Artikel 1 Begripsbepalingen

In deze regeling wordt verstaan onder:

a. CWI: een Centrum voor werk en inkomen, genoemd in artikel 24 van de Wet structuur uitvoeringsorganisatie werk en inkomen;

b. regionaal platform arbeidsmarktbeleid: een regionaal platform, als bedoeld in artikel 23, eerste lid, van de Wet structuur uitvoeringsorganisatie werk en inkomen;

c. UWV: het Uitvoeringsinstituut werknemersverzekeringen, genoemd in hoofdstuk 5 van de Wet structuur uitvoeringsorganisatie werk en inkomen;

d. samenwerkingsovereenkomst: een overeenkomst waaruit blijkt welke partijen in het regionaal platform arbeidsmarktbeleid participeren en waarin het doel, functies en werkwijze van het regionaal platform arbeidsmarkt worden beschreven;

e. regio: het gebied, waarbinnen het regionaal platform arbeidsmarktbeleid werkzaam is;

f. CBS: Centraal Bureau voor de Statistiek;

g. de minister: de Minister van Sociale Zaken en Werkgelegenheid.

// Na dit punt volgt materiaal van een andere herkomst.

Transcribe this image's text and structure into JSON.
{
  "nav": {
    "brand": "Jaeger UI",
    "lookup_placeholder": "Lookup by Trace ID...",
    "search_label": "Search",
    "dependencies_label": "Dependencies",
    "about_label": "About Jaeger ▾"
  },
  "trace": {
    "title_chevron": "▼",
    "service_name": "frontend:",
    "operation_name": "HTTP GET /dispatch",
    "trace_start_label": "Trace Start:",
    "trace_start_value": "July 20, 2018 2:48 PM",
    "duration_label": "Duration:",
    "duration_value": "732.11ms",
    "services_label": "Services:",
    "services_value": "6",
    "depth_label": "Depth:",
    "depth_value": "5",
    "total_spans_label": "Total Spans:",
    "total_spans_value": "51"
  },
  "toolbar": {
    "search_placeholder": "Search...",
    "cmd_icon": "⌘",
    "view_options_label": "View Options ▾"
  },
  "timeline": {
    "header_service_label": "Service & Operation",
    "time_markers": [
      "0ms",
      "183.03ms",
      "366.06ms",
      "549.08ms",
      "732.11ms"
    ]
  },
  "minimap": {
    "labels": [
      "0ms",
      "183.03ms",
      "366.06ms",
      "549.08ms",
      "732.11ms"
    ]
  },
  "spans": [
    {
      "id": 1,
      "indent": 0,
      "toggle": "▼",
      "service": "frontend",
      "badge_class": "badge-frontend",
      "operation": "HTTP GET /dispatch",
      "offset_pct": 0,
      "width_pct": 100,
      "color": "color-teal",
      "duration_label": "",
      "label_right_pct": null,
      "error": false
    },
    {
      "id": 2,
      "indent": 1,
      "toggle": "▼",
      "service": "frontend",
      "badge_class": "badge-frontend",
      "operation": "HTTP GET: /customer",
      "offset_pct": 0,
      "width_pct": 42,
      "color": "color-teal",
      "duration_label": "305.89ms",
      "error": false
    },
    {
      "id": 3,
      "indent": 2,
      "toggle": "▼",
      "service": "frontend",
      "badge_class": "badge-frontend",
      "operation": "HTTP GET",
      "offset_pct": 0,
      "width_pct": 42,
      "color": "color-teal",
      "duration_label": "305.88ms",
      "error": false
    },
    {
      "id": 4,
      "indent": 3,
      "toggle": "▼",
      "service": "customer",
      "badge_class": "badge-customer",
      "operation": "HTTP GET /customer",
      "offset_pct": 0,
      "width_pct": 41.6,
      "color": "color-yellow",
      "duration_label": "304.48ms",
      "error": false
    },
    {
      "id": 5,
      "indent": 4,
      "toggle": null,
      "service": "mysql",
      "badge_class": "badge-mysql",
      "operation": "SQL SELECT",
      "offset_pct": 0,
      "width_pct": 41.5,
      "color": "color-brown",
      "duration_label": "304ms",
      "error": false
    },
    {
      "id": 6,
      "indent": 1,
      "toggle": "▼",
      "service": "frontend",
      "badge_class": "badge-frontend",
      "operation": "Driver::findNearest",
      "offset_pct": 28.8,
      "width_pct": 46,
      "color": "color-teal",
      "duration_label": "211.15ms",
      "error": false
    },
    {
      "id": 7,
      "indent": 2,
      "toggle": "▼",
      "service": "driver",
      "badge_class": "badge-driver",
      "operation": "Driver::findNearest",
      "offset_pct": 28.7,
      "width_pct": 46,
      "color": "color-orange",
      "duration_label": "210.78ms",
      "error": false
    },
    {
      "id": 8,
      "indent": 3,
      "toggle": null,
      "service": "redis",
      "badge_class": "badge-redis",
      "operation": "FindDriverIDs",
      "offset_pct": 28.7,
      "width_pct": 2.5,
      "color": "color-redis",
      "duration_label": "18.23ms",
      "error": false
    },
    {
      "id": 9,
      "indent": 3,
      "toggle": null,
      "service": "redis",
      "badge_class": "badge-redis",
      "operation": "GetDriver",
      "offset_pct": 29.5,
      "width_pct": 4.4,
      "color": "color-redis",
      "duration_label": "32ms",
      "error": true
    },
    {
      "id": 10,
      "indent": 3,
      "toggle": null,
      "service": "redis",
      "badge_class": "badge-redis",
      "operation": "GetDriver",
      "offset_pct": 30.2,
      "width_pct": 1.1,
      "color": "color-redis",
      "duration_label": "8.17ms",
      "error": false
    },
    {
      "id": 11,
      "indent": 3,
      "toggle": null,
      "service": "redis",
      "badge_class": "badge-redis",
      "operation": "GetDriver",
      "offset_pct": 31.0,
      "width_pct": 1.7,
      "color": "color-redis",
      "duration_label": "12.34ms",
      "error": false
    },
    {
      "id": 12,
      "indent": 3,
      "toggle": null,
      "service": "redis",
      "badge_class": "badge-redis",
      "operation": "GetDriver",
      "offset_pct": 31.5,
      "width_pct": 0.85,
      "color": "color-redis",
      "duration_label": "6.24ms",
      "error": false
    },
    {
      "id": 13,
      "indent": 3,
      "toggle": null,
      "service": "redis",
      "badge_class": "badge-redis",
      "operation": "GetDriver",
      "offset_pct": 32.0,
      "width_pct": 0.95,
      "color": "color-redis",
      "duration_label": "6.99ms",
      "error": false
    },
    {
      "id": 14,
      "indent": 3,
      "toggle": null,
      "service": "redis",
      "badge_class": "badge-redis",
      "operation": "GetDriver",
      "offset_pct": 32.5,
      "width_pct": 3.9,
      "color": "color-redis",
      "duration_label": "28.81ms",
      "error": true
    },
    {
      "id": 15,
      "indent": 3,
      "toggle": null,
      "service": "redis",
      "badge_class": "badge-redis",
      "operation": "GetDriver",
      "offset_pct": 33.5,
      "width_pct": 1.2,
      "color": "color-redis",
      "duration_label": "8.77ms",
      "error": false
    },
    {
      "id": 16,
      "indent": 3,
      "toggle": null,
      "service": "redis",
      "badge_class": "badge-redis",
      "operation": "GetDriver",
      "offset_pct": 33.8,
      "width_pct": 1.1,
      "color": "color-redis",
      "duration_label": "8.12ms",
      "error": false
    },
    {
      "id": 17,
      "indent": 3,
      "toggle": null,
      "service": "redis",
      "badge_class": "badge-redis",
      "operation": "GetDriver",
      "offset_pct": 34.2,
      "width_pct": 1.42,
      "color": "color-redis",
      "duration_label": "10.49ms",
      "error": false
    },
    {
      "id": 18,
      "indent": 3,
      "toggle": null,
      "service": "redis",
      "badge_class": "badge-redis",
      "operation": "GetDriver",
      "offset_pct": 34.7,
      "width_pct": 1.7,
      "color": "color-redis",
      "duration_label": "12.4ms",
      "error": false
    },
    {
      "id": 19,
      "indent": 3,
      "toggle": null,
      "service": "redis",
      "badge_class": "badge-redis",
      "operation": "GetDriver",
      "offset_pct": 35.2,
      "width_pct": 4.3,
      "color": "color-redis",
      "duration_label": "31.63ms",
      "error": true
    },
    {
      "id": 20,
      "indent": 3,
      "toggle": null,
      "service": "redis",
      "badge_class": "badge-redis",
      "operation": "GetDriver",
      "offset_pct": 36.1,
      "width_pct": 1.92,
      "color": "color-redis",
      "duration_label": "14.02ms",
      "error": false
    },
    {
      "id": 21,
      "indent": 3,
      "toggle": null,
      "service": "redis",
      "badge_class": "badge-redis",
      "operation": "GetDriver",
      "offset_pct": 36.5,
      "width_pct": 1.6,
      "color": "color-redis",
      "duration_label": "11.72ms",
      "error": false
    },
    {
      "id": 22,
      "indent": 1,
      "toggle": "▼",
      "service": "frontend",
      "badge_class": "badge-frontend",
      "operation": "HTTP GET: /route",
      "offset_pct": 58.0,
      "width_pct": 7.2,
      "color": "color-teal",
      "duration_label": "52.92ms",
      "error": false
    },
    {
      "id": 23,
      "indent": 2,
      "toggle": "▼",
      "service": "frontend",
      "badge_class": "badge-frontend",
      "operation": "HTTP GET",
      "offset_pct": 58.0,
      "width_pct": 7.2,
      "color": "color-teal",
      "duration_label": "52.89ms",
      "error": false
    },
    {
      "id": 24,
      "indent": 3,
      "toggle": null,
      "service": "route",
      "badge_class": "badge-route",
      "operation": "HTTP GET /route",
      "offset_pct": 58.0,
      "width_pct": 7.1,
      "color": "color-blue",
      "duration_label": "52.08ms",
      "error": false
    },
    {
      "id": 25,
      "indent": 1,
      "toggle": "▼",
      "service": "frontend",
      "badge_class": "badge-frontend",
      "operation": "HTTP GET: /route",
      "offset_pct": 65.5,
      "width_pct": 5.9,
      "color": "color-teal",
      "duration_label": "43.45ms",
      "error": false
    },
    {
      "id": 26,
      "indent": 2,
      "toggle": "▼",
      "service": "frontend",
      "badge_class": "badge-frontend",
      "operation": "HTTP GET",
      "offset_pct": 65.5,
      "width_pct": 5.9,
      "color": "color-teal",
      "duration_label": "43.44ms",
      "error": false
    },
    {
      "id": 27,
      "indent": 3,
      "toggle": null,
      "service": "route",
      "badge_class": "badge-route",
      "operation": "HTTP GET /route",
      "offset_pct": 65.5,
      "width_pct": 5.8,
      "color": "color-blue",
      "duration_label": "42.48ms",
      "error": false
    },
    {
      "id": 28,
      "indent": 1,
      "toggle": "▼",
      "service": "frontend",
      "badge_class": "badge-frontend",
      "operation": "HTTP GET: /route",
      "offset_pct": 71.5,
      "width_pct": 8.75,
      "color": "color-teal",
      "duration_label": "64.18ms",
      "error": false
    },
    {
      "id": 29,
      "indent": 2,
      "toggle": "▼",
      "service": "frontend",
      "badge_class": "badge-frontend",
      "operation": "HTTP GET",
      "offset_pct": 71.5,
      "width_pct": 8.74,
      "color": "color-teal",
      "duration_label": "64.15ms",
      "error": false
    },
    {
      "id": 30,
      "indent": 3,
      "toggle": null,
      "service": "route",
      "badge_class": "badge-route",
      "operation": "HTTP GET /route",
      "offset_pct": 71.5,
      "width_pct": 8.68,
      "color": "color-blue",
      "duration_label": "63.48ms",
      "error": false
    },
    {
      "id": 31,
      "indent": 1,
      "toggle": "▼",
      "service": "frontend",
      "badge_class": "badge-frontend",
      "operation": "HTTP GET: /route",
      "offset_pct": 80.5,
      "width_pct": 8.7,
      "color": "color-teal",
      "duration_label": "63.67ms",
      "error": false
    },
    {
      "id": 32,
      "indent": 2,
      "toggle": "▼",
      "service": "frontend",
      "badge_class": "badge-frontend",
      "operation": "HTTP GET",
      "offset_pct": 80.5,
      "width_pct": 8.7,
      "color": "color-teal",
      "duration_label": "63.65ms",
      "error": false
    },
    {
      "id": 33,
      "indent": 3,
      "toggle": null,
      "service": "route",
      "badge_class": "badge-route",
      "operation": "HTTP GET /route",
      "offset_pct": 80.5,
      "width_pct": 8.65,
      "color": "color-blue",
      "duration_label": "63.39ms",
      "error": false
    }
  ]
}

Artikel 2 Subsidie voor een regionaal platform arbeidsmarktbeleid

1. De minister kan op aanvraag subsidie verstrekken ter stimulering in 2002 van een regionaal platform arbeidsmarktbeleid, voor de totstandkoming waarvan een subsidie is verstrekt op grond van de Tijdelijke stimuleringsregeling regionale platforms arbeidsmarktbeleid 2001.

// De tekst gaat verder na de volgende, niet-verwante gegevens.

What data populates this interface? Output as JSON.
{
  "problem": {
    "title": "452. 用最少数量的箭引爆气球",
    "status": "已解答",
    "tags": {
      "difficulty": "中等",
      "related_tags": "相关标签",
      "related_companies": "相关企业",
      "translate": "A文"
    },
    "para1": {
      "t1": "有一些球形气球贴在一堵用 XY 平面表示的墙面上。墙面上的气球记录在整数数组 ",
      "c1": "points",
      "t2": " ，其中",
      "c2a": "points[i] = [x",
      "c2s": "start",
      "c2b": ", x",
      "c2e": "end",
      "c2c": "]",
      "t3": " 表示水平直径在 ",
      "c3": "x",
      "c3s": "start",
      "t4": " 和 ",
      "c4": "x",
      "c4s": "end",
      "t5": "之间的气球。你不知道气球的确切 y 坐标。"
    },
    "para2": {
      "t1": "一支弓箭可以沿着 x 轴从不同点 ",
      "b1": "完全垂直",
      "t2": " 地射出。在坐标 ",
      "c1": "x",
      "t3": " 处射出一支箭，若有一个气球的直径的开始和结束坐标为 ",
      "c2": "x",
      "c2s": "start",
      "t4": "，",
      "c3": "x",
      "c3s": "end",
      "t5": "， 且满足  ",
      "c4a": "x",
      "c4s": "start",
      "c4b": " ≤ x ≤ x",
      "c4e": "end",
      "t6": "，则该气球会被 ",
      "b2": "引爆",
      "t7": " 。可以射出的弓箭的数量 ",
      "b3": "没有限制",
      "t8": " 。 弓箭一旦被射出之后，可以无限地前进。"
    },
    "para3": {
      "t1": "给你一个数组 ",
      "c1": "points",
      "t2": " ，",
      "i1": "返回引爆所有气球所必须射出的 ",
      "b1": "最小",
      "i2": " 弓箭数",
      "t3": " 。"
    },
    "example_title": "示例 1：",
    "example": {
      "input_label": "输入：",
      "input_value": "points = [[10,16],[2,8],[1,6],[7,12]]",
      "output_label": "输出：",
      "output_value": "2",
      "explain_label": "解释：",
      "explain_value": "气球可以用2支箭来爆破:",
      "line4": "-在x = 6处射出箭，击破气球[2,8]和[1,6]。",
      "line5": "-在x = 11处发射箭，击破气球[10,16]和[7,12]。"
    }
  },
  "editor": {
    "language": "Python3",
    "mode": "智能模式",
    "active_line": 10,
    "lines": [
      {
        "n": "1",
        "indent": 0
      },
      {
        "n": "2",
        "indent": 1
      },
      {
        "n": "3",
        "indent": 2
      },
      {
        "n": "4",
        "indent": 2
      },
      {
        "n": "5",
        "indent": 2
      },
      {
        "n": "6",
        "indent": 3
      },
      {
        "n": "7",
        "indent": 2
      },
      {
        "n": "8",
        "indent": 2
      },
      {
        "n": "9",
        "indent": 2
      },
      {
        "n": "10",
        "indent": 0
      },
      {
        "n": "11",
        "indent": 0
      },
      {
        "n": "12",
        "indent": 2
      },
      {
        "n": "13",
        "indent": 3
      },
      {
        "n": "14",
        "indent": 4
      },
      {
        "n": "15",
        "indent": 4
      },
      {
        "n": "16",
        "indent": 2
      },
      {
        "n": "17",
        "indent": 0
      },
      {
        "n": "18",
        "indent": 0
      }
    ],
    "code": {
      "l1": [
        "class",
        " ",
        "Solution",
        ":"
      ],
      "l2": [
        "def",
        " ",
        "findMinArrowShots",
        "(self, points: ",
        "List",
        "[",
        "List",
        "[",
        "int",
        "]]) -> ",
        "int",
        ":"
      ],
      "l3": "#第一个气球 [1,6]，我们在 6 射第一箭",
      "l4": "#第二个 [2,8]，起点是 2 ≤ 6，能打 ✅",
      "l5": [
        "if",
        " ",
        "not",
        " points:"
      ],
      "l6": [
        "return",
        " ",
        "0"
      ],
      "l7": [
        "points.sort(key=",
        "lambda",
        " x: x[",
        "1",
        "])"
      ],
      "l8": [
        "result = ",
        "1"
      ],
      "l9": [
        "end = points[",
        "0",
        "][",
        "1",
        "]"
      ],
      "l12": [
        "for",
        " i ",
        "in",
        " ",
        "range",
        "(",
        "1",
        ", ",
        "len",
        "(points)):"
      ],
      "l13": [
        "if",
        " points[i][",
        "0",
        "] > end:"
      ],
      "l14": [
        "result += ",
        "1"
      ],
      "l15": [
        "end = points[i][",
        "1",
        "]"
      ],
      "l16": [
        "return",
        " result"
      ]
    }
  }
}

2. De subsidie wordt aangevraagd door de gemeente aan wie de subsidie op grond van de Tijdelijke stimuleringsregeling regionale platforms arbeidsmarktbeleid 2001 is verstrekt.

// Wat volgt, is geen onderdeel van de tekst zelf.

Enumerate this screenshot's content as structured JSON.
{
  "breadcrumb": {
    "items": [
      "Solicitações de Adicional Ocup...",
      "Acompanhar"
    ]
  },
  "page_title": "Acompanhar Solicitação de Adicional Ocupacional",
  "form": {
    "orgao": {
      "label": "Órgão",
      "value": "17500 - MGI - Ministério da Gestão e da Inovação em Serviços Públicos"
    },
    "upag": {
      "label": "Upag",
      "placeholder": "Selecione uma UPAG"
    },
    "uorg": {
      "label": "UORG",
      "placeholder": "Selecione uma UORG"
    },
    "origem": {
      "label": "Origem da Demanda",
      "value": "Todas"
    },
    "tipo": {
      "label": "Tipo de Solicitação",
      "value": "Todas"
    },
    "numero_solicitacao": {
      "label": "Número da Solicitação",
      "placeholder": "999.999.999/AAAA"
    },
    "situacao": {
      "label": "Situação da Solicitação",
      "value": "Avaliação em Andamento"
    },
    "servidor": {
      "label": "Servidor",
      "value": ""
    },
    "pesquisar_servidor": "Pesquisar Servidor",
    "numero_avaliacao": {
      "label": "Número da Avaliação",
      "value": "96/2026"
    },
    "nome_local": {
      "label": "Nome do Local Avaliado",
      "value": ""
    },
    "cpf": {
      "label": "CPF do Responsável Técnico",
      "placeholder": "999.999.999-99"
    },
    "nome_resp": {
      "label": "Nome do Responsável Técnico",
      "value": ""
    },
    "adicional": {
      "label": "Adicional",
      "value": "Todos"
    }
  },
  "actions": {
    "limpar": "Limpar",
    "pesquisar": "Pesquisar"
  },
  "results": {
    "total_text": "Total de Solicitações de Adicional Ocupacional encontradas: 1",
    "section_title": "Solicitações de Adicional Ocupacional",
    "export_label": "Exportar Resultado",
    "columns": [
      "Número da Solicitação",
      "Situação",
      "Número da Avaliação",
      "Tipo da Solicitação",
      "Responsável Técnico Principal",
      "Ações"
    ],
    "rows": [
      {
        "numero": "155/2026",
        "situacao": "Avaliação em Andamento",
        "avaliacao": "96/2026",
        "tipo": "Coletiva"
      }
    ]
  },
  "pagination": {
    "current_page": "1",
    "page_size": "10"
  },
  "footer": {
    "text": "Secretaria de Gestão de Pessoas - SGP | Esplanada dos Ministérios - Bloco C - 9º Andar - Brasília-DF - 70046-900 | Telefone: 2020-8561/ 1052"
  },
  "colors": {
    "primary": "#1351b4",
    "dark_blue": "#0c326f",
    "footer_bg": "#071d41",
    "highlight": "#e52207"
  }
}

3. De subsidie wordt verstrekt aan de subsidieaanvrager.

4. Voorafgaand aan de subsidievaststelling wordt geen beschikking tot subsidieverlening gegeven.

5. De Algemene Regeling SZW-subsidies is niet van toepassing.

Artikel 3 Subsidieaanvraag

1. Bij de subsidieaanvraag wordt overgelegd:

a. een afschrift van de samenwerkingsovereenkomst, indien deze samenwerkingsovereenkomst niet overeenstemt met de samenwerkingsovereenkomst, waarvan een afschrift is overgelegd bij de subsidieaanvraag in het kader van de Tijdelijke stimuleringsregeling regionale platforms arbeidsmarktbeleid 2001;

b. een beschrijving van de wijze waarop een CWI in de regio bij het regionaal platform arbeidsmarktbeleid is betrokken.

2. De minister ontvangt uiterlijk 1 juli 2002 de subsidieaanvraag.

Artikel 4 Omvang subsidie

1. De subsidie wordt verstrekt in de vorm van een lumpsum bedrag en bedraagt € 1,27 per hoofd van de beroepsbevolking in de regio.

2. De omvang van de beroepsbevolking wordt vastgesteld op grond van de tabel `Driejaarsgemiddelde omvang beroepsbevolking per gemeente 1997-1999' van het CBS.

Daar waar in deze tabel gegevens ontbreken over de omvang van de beroepsbevolking van een gemeente, wordt met betrekking tot die gemeente uitgegaan van de laatst bekende gegevens van het CBS over de omvang van de beroepsbevolking van die gemeente en wordt die omvang verhoogd met het percentage waarmee de omvang van de totale beroepsbevolking in Nederland is gestegen, vanaf het kalenderjaar waarop die laatst bekende gegevens betrekking hebben tot en met 31 december 1999.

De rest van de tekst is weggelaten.